RX 9070 vs RTX 5070: What This GPU Benchmark Comparison Covers
RX 9070 vs RTX 5070 is a high-end graphics card GPU benchmark comparison focused on gaming performance, AI acceleration, and professional workloads to help enthusiasts, creators, and developers decide which card offers better value and performance for their specific use cases. Both GPUs launched with a USD 549 (approx. RM2,530) MSRP and target 1440p gaming, but they differ in architecture, AI capabilities, and memory technology. AMD’s Radeon RX 9070 GRE uses the RDNA 4 Navi 48 GPU on TSMC N4P, while Nvidia’s GeForce RTX 5070 is based on the Blackwell GB205 chip on TSMC 4N. Despite the RX 9070 GRE having 3,072 stream processors versus 6,144 CUDA cores on the RTX 5070, their quoted FP32 performance is similar at 34TFLOPS versus 31TFLOPS. Both cards feature 48 ray tracing accelerators, but Nvidia pairs them with fifth‑generation Tensor cores for AI.
Architecture, Memory, and AI Features
Under the cooler, the cards follow different design philosophies that impact real-world performance. The RX 9070 GRE packs 53.9bn transistors on a 357mm² die, while the RTX 5070 uses 31.1bn transistors on a smaller 263mm² die, reflecting AMD’s focus on wider silicon and Nvidia’s focus on specialised cores. Board power is similar at 220W for RX 9070 GRE and 250W for RTX 5070, so power supply needs barely differ.
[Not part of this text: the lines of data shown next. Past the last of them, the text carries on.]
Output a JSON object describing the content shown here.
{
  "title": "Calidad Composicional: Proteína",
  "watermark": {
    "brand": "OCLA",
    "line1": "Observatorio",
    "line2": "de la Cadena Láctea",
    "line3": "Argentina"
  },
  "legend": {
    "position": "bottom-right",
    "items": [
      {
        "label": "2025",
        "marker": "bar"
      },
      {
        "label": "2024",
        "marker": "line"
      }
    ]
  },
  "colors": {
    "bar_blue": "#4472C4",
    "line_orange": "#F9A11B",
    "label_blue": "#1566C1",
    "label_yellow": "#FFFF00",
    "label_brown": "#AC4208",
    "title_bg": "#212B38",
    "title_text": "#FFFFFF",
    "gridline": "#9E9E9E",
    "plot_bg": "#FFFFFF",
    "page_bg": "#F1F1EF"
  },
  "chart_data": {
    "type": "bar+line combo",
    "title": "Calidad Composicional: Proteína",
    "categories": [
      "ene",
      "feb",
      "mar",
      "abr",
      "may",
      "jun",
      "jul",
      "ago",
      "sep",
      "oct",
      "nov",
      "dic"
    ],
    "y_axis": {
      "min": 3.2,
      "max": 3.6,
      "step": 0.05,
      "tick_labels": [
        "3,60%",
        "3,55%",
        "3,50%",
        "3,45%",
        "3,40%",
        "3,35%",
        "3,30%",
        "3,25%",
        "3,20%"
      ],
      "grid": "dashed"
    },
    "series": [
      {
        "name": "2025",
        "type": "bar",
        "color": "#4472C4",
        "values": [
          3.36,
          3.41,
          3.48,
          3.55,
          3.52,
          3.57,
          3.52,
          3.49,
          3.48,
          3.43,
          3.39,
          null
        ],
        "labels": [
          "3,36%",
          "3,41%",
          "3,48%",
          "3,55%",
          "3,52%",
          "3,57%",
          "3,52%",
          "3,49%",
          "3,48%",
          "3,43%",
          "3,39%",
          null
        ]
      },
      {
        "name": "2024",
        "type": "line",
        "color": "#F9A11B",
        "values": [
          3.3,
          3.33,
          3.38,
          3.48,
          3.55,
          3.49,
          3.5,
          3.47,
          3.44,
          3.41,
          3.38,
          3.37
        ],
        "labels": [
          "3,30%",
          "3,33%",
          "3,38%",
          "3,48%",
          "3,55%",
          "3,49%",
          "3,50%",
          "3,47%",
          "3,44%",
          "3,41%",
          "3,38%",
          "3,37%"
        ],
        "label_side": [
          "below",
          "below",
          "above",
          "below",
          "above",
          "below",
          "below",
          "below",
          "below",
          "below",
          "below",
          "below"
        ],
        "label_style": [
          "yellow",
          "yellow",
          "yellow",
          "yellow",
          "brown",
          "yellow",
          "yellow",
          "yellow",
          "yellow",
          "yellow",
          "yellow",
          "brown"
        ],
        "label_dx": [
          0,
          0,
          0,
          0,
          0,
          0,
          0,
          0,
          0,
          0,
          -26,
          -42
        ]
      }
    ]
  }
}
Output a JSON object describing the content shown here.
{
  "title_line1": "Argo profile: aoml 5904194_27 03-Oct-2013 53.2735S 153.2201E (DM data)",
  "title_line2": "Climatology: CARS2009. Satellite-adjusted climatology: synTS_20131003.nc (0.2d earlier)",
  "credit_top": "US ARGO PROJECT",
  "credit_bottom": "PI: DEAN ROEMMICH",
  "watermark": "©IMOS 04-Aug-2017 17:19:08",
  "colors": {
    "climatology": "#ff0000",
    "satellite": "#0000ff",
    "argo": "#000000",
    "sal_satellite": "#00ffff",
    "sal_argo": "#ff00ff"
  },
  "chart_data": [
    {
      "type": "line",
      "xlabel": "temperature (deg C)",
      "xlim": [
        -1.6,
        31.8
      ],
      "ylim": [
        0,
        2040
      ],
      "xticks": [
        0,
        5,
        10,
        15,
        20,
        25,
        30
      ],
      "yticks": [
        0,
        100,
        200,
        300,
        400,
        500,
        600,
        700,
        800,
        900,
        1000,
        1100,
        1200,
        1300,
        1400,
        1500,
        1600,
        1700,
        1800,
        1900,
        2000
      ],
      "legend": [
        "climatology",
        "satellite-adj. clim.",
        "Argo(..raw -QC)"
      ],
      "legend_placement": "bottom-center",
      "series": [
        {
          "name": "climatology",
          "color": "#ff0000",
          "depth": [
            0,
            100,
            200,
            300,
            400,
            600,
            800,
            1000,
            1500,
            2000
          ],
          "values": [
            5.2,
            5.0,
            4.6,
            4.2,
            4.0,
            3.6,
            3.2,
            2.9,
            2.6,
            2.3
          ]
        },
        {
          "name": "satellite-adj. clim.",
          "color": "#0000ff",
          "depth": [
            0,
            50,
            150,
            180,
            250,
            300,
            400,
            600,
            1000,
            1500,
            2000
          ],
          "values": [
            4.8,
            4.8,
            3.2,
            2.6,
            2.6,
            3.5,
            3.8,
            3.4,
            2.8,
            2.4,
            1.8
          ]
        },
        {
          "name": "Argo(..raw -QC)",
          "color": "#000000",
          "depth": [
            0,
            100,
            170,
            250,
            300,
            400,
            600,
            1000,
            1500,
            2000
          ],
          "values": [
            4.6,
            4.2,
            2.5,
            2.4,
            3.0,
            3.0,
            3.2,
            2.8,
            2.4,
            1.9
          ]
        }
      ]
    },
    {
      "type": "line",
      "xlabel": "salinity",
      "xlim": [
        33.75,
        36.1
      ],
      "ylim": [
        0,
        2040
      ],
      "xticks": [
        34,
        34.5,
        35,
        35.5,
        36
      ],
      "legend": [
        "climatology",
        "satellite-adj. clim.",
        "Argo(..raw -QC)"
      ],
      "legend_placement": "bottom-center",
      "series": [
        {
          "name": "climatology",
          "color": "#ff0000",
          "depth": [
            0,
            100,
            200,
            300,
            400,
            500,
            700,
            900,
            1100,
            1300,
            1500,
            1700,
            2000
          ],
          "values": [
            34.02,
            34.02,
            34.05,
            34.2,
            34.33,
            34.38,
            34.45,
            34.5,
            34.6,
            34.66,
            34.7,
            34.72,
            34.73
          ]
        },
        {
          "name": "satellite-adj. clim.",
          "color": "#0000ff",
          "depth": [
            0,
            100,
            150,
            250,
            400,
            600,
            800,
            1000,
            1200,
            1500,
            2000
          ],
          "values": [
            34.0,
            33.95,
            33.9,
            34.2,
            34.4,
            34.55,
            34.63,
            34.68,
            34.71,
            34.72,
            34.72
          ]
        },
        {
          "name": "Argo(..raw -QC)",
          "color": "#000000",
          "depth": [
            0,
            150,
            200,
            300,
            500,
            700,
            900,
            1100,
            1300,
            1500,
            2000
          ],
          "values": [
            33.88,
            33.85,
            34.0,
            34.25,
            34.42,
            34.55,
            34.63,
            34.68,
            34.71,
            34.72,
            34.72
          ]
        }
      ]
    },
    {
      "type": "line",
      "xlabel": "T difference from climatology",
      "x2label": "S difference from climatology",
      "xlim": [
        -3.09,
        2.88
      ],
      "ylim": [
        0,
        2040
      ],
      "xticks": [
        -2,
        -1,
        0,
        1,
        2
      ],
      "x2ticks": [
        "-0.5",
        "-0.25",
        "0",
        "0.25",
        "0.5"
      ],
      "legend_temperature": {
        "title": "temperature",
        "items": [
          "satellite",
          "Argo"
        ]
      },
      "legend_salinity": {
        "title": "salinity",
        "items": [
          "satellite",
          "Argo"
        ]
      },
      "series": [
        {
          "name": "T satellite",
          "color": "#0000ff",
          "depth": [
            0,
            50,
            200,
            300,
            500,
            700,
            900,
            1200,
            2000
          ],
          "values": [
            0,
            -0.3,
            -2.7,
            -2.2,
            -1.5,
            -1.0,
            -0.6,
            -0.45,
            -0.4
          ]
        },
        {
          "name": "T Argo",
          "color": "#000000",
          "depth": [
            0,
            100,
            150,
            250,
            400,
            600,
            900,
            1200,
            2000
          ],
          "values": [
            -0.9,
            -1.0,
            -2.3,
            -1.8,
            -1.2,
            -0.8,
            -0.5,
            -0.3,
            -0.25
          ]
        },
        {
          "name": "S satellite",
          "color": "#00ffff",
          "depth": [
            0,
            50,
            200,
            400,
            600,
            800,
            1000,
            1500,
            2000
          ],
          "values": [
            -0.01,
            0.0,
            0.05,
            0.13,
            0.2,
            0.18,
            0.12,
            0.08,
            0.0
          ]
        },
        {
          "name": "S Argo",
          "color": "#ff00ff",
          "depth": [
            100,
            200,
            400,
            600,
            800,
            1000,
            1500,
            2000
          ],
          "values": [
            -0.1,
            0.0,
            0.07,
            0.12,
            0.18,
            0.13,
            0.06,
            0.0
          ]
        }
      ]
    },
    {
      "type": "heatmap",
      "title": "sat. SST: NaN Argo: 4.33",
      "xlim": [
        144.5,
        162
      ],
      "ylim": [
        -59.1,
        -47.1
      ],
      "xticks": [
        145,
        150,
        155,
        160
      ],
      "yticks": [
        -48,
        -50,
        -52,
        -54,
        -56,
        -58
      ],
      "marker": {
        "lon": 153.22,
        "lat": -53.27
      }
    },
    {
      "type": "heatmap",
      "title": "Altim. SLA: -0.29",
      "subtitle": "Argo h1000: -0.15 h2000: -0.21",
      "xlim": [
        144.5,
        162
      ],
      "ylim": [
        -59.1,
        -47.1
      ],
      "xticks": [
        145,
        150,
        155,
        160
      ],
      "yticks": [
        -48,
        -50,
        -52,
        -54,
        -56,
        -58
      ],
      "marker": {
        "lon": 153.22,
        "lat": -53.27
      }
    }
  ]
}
Memory is where Nvidia pulls ahead: both GPUs offer 12GB on a 192‑bit bus, but AMD sticks to GDDR6 at 18Gb/s for 432GB/s bandwidth, while Nvidia uses GDDR7 at 28Gb/s, reaching 672GB/s. One clear quotable takeaway is that “the RTX 5070 delivers 240GB/s more memory bandwidth than the RX 9070 GRE,” which can help in high‑resolution gaming and heavy texture workloads. For AI, Nvidia’s 192 fifth‑generation Tensor cores dwarf AMD’s 96 second‑generation AI cores.
Gaming GPU Performance at 1080p and 1440p
In gaming GPU performance, both cards target 1080p and 1440p rather than 4K, where 12GB can become limiting. In Assassin’s Creed Shadows at maximum settings with ray tracing enabled, testing shows a near dead heat, with only a tiny 3fps margin in favour of the RTX 5070 at most resolutions. Final Fantasy XIV: Dawntrail, a heavily rasterised title, leans towards Nvidia too, where the RTX 5070 leads by around 9–14% in average frame rates at 1080p and 1440p while both still deliver comfortably above 200fps at FHD and 120fps at QHD. Forza Horizon 6 presents another close ray tracing contest, with frame rates that keep both GPUs in the smooth, high-refresh zone for 1440p. Overall, the RTX 5070 is the faster pure gaming card, but the RX 9070 GRE keeps the gap small enough that price and features become key deciding factors.

AI GPU Comparison and Creator Workloads
For creators and AI developers, RTX 5070 is noticeably ahead. In Blender, the RTX 5070 more than doubles the total samples per minute compared with the RX 9070 GRE thanks to CUDA and OptiX, making it far better for 3D rendering and ray‑traced production work. Geekbench AI FP16 scores are much closer, with Nvidia only around 3% ahead in this ONNX/DirectML test, so small ML inference tasks may feel similar. However, both cards can run a Llama 3.1 LLM locally, and Nvidia’s higher token rate means faster responses and better throughput. This aligns with its stronger Tensor core count and maturity of the AI software stack. If your main workload is local AI experimentation, model inference, or GPU‑accelerated DCC apps that rely on CUDA, the RTX 5070 is the safer and more capable long‑term choice than the RX 9070 GRE.

Pricing, Performance per Dollar, and Buying Advice
Pricing and value round out the RX 9070 vs RTX 5070 debate. Both GPUs launched at USD 549 (approx. RM2,530), but while RX 9070 GRE models still appear at this level, the RTX 5070 has since risen to around USD 599 (approx. RM2,760), roughly a 9% increase. That gives AMD an immediate performance‑per‑dollar advantage: you pay less for a card that stays close in most 1440p games. Enthusiast gamers focused on rasterised performance and value should lean toward the RX 9070 GRE, especially when paired with FSR upscaling. Competitive players and content creators who care about the fastest frame rates, ray tracing, and CUDA‑accelerated tools will find the RTX 5070 worth the premium. AI developers, local LLM tinkerers, and Blender users should prioritise the RTX 5070 for its rendering speed and Tensor cores. Budget‑conscious buyers who mainly game can confidently pick the RX 9070 GRE.